Cuando estrechan la mano el sol está seguro para el 
             mundo, 
cuando sonríen vuela una pequeña golondrina de su 
             barba feroz, 
cuando duermen doce estrellas nacen de sus bolsillos 
              vacíos, 
cuando mueren sube la vida cuesta arriba con tambores 
              y banderas.
 
Hace ya tantos años que todos tienen hambre, que todos 
               tienen sed, que todos mueren 
sitiados por tierra y mar; 
el calor devoró sus campos y la sal inundó sus casas, 
el viento derribó sus puertas y deshojó las pocas lilas 
               de la plaza, 
por los agujeros de sus capotes entra y sale la muerte, 
sus lenguas están ácidas como el amargo fruto del 
                ciprés, 
sus perros se murieron envueltos en sus sombras 
y la lluvia golpea en sus huesos. 
 
Fuman boñigas arriba en las guaridas, convertidos en 
           piedra y por la noche 
vigilan el rabioso mar donde se ha hundido 
el mástil roto de la luna. 
 
Se ha terminado el pan, las balas se acabaron, 
ahora cargan sus viejas armas, solo con sus corazones.
 
 
Tantos años sitiados por tierra y mar, 
todos tienen hambre, todos perecen y nadie se muere, 
arriba, en las guaridas, sus ojos centellean, 
una gran bandera, un gran fuego rojo, 
y, cada amanecer, millares de palomas vuelan desde 
           sus manos 
hacia las cuatro puertas del horizonte.
 
 
                                     II
 
Atravesaron los barrotes del fuego, charlaron
            con las piedras
brindaron con orujo a la muerte sobre la calavera
            de su abuelo
se encontraron con Digenis en sus eras y empezaron
            su cena
cortando su dolor en dos como parten
en sus rodillas el pan de cebada.
 
 
                                    III
 
En esta tierra el cielo nunca empaña ni un instante
           el aceite de nuestros ojos,
aquí el sol carga sobre sí la mitad del peso
           de las piedras que aguantamos con la espalda,
crujen las tejas sin quejarse bajo las rodillas
          del mediodía
los hombres van delante de sus sombras como los
           delfines delante de los veleros de Skiatos
luego su sombre se convierte en águila que tiñe sus
            alas en la puesta del sol
y más tarde se acuesta en sus cabezas y
             medita en las estrellas
cuando ellos duermen en la solana con las uvas 
             negras.
 
Aquí cada portal tiene esculpido un nombre
           desde hace más de tres mil años
cada guijarro tiene pintado un santo
         con los ojos feroces y una larga cabellera de 
         cuerda,
cada hombre lleva sobre su mano izquierda
         una sirena roja grabada punto a punto,
cada muchacha tiene un haz de luz salada
         debajo de su falda
y los niños esconden cinco o seis crucecitas amargas
           sobre sus corazones
como las huellas del paso de las gaviotas
           sobre las playas de la tarde.
 
 
                                 IV
 
Marcharon derechos cara a la aurora con la arrogancia
              del hombre que tiene hambre
en sus ojos inmóviles se condensó una estrella,
en sus hombros llevaban el verano herido.
 
Por aquí desfiló el ejército con las banderas en sus
           carnes
mordiendo con sus dientes el tesón como una fruta 
            ácida
con arena de la luna en sus botas
y el polvo del carbón de la noche pegado a sus narices
             y orejas.
 
De árbol en árbol, de piedra en piedra atravesaron el 
             mundo
sobre almohadas de espino atravesaron el sueño.
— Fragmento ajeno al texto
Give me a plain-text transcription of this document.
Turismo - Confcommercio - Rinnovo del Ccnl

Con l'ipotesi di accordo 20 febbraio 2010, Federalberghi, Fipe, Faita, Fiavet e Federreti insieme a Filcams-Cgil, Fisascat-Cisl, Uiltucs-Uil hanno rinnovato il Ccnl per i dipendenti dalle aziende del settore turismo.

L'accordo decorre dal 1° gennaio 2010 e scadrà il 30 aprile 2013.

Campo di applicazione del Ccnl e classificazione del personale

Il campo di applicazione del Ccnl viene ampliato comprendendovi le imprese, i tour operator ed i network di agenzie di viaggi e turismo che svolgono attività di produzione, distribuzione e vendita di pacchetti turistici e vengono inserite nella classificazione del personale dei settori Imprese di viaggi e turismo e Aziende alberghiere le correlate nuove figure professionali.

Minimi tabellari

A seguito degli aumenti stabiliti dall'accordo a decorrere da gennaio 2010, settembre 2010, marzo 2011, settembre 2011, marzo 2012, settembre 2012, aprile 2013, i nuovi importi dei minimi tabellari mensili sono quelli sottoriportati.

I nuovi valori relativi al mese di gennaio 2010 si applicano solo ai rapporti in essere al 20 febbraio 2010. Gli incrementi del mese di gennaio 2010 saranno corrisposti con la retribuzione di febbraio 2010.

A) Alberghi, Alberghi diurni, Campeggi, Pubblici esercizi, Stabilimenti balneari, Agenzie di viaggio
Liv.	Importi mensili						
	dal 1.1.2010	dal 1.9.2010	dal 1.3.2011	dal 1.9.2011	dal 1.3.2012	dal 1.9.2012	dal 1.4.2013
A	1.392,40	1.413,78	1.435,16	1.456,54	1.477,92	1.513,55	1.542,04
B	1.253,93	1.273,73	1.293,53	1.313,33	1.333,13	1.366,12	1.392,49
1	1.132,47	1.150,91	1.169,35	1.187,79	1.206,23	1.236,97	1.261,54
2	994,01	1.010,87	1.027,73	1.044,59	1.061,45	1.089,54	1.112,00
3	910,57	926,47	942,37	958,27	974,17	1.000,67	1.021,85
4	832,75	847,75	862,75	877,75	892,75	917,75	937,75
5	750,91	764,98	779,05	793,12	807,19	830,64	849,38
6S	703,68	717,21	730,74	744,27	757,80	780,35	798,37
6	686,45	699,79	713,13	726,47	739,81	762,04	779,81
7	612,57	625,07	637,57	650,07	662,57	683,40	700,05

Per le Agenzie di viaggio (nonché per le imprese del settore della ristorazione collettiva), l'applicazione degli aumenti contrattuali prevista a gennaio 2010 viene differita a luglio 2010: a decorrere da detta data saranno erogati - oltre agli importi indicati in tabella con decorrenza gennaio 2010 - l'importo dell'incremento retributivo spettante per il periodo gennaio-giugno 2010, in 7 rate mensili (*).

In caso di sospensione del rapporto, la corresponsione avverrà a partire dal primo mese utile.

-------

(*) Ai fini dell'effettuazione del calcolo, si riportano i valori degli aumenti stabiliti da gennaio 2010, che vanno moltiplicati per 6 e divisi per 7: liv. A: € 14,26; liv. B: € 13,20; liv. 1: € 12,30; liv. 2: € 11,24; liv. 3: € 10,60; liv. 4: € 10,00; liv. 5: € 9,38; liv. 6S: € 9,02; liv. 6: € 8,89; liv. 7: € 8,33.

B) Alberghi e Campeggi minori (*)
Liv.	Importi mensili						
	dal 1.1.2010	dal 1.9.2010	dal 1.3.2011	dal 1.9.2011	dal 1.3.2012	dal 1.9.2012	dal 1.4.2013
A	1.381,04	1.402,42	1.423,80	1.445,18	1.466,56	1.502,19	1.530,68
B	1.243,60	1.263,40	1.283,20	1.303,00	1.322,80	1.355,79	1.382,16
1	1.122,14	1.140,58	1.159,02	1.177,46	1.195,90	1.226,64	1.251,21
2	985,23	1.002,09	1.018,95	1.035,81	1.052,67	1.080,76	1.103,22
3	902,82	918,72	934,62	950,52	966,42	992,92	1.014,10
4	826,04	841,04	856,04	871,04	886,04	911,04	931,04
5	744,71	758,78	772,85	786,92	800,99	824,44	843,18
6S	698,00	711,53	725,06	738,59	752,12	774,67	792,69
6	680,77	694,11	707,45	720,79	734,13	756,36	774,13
Llevaban la vida en sus dos manos secas como un río.
 
Con cada paso conquistaban una braza de cielo para
           luego regalarlo.
Se hacían de piedra en sus guaridas como
           árboles quemados
pero cuando bailaban en la plaza, retemblaban los
           techos de las casas
y tintineaban la loza en los vasares.
 
¡Ah! ¿Qué canción hizo temblor los picos de los montes?
Tenían la escudilla de la luna entre sus rodillas y
          comían de ella
y rompían el «ay» en sus entrañas
igual que si aplastaran un piojo con sus dos gruesas
          uñas.
 
 
                                  V    
 
Se sentaron al mediodía bajo los olivos
cribando con sus gruesos dedos la luz del mediodía
se quitaron las cartucheras y pensaron cuánto esfuerzo
               costó el sendero de la oche
cuánta amargura hubo en los nudos de la malva
               silvestre
cuánto coraje en los ojos del niño descalzo
               que llevaba la bandera
 
Solo una última golondrina se demoró en el campo
           como si se hubiera olvidado del tiempo.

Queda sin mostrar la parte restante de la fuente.